Google loves blogs. Blogs loves Google. But is there trouble in paradise? When items slip of the front page of most blogs, there is an anecdotal two- to three-week delay before archived items are reindexed. As Dylan Tweney points out this is an artifact of the fact that Google’s basic unit of indexing is the web page URL and blogs are more fine-grained: the post as the basic unit, usually multiple posts on a single page.
Permalinks arose to address this same issue, allowing post-level targetting of links to web posts.

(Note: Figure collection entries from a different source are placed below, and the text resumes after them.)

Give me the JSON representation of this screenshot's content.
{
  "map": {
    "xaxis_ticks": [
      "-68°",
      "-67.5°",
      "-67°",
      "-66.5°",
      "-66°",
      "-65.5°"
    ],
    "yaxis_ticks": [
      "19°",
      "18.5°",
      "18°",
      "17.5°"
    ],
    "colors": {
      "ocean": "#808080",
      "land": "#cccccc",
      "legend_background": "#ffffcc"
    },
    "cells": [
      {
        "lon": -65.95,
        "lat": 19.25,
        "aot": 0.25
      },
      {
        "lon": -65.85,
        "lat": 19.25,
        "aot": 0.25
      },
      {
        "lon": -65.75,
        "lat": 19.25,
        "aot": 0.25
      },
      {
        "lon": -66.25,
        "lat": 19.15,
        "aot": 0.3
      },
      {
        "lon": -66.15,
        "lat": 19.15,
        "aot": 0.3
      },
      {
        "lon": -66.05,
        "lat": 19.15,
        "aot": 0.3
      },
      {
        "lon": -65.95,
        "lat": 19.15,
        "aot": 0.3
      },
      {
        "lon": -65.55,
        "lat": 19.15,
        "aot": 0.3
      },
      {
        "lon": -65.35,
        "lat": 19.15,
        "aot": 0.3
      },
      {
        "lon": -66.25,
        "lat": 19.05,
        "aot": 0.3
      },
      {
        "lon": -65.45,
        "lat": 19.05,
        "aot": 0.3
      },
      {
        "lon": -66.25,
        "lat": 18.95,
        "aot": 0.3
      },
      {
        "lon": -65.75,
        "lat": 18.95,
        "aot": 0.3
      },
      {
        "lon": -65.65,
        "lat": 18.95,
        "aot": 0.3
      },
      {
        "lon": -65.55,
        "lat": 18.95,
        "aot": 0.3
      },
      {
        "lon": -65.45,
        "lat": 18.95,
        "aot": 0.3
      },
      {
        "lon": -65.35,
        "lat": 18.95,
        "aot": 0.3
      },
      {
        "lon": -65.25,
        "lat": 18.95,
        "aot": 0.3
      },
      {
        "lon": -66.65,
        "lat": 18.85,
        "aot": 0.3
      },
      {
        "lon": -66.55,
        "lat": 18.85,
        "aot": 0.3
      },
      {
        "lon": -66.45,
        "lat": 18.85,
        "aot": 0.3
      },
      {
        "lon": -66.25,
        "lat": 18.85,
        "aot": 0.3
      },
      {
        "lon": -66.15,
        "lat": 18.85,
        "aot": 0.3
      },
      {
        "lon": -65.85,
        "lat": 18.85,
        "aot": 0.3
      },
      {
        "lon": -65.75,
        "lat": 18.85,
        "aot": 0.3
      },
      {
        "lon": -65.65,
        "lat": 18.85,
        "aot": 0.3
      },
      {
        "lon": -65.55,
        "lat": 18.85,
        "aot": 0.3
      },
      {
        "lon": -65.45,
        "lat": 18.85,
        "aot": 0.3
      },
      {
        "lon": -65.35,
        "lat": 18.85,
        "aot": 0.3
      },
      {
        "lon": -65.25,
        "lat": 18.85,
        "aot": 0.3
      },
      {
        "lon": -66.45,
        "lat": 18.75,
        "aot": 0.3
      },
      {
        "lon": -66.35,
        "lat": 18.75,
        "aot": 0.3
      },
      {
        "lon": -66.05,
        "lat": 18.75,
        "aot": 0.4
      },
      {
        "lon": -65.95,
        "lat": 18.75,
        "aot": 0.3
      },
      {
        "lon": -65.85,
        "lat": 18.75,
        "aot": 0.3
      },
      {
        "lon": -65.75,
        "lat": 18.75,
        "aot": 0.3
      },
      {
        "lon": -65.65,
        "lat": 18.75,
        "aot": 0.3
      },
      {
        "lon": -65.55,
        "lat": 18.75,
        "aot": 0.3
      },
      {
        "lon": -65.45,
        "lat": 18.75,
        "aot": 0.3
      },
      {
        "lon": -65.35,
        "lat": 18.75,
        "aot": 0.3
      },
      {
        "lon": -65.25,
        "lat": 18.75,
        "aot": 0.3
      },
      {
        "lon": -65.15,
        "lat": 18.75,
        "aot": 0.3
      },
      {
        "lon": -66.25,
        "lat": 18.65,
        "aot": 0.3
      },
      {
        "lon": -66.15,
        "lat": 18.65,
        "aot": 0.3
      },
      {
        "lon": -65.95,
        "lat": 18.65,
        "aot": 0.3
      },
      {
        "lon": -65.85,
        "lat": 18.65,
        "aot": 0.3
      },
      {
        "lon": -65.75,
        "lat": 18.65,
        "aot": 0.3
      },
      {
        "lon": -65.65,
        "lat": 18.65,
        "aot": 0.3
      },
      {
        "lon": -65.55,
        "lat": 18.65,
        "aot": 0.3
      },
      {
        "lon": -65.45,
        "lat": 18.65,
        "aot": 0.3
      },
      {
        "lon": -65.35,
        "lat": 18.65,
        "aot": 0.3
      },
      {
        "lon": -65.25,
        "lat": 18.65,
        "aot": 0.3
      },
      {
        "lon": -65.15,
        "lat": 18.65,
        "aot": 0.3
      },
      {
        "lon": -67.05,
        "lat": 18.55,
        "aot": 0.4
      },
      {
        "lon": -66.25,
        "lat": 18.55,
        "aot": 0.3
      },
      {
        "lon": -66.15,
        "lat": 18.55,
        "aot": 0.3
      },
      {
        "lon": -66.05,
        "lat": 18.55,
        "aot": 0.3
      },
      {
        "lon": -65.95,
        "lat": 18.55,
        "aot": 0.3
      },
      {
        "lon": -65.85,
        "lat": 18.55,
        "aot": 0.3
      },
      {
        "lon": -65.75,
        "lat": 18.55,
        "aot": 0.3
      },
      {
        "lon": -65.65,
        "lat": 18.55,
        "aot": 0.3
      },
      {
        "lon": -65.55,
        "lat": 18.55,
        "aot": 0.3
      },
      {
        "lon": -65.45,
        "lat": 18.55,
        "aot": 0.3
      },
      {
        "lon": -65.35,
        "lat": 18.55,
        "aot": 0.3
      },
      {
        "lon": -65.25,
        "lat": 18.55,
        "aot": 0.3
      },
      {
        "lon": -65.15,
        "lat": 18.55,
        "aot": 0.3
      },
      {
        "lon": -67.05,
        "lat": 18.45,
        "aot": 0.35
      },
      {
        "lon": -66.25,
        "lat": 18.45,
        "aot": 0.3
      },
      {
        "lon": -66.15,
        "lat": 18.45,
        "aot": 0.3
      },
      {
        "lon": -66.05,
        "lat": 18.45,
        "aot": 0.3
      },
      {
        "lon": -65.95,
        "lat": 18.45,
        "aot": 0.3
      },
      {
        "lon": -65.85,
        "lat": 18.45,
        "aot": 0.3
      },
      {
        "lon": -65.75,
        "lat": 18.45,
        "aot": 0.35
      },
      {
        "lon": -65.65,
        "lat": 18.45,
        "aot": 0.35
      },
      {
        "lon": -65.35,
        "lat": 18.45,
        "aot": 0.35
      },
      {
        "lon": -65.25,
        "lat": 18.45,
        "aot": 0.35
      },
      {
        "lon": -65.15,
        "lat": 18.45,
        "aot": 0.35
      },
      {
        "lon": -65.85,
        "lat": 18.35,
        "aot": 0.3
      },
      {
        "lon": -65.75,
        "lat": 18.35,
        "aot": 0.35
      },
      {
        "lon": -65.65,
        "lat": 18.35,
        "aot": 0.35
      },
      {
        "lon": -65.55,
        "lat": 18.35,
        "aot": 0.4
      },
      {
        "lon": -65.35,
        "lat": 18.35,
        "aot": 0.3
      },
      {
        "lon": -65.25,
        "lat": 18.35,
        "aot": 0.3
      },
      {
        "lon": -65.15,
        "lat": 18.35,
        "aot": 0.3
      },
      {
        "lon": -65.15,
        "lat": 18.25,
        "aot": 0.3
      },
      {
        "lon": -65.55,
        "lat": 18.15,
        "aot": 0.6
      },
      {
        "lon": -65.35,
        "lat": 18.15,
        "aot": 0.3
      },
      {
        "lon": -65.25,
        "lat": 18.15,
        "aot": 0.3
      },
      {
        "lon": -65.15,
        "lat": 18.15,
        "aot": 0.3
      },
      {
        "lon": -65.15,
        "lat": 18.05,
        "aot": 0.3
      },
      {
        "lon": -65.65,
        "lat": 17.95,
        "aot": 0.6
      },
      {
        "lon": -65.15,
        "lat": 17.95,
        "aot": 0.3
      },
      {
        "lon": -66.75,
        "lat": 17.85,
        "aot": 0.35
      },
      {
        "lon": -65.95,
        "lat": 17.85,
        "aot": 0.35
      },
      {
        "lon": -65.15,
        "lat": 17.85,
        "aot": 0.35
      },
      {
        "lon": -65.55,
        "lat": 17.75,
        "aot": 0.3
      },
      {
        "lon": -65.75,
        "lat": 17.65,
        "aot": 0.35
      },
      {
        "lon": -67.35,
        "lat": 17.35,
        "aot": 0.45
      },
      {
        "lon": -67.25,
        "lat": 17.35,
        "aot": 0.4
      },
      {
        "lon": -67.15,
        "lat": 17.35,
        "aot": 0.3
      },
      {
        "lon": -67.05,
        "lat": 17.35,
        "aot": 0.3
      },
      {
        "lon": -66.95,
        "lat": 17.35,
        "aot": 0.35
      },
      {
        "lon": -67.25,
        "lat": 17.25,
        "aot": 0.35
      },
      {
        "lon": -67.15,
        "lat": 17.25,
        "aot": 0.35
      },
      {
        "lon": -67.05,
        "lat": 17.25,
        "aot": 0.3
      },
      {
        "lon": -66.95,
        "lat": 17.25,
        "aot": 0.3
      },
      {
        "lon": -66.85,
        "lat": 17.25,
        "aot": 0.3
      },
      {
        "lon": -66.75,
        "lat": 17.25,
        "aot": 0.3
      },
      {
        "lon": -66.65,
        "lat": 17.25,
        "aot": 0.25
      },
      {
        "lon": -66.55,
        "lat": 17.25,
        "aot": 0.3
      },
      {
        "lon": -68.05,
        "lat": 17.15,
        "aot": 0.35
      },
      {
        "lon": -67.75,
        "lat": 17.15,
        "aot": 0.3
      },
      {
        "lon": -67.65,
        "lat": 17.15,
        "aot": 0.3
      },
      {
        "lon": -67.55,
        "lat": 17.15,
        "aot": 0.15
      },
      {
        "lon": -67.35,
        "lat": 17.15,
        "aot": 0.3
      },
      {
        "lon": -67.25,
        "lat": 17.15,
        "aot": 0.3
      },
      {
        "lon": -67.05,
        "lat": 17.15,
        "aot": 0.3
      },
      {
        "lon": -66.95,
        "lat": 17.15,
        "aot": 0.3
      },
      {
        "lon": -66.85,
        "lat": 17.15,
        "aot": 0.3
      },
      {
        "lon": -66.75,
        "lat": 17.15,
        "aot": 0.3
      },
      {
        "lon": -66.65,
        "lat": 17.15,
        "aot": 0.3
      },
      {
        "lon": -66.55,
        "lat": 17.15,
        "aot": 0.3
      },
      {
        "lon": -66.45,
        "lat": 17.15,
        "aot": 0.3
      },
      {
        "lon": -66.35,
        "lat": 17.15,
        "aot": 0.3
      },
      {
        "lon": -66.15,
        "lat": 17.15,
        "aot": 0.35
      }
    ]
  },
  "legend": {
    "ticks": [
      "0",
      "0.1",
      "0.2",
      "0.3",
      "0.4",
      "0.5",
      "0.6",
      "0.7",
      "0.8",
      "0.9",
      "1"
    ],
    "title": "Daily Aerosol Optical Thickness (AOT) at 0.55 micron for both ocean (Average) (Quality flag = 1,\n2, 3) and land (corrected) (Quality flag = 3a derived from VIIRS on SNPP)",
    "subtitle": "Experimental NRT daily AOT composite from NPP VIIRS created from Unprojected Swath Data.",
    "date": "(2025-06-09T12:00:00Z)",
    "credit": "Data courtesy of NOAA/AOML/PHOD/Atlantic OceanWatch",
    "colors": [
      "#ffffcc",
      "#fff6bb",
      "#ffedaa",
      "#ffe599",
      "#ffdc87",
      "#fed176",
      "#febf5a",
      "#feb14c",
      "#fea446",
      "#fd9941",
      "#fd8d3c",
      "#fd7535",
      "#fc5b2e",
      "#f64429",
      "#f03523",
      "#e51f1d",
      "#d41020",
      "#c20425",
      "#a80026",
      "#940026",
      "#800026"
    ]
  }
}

This is generally implemented with named anchors within pages, although it’s also possible to assign each entry its own page in the archives, even if several entries are aggregated at any one time on the blog’s index page.
Dylan has a suggestion, though, to help the Googlesphere catch up with the blogosphere:
As it turns out, we do have a couple of data formats that understand the difference between a post and a page, include useful summary data, and even include handy pointers back to the exact archive location of a post. They’re called RSS and RDF.
These syndication formats are used to aggregate news, but they could be useful indexing tools too. What if Google (or Daypop, once they can afford to buy a few new hard drives) collected RSS and RDF feeds — and then archived them in a searchable index?
Instead of news stories scrolling off into oblivion when they get to the bottom of a feed, they’d enter a permanent index where they could be used for information retrieval later.
It seems that the same approach would work when indexing an intranet or enterprise portal. Maybe part of the solution for turning k-logs into a true knowledge sharing system is to make sure the search implementation indexes RSS feeds from k-logs, making knowledge retrieval possible without discontinuities.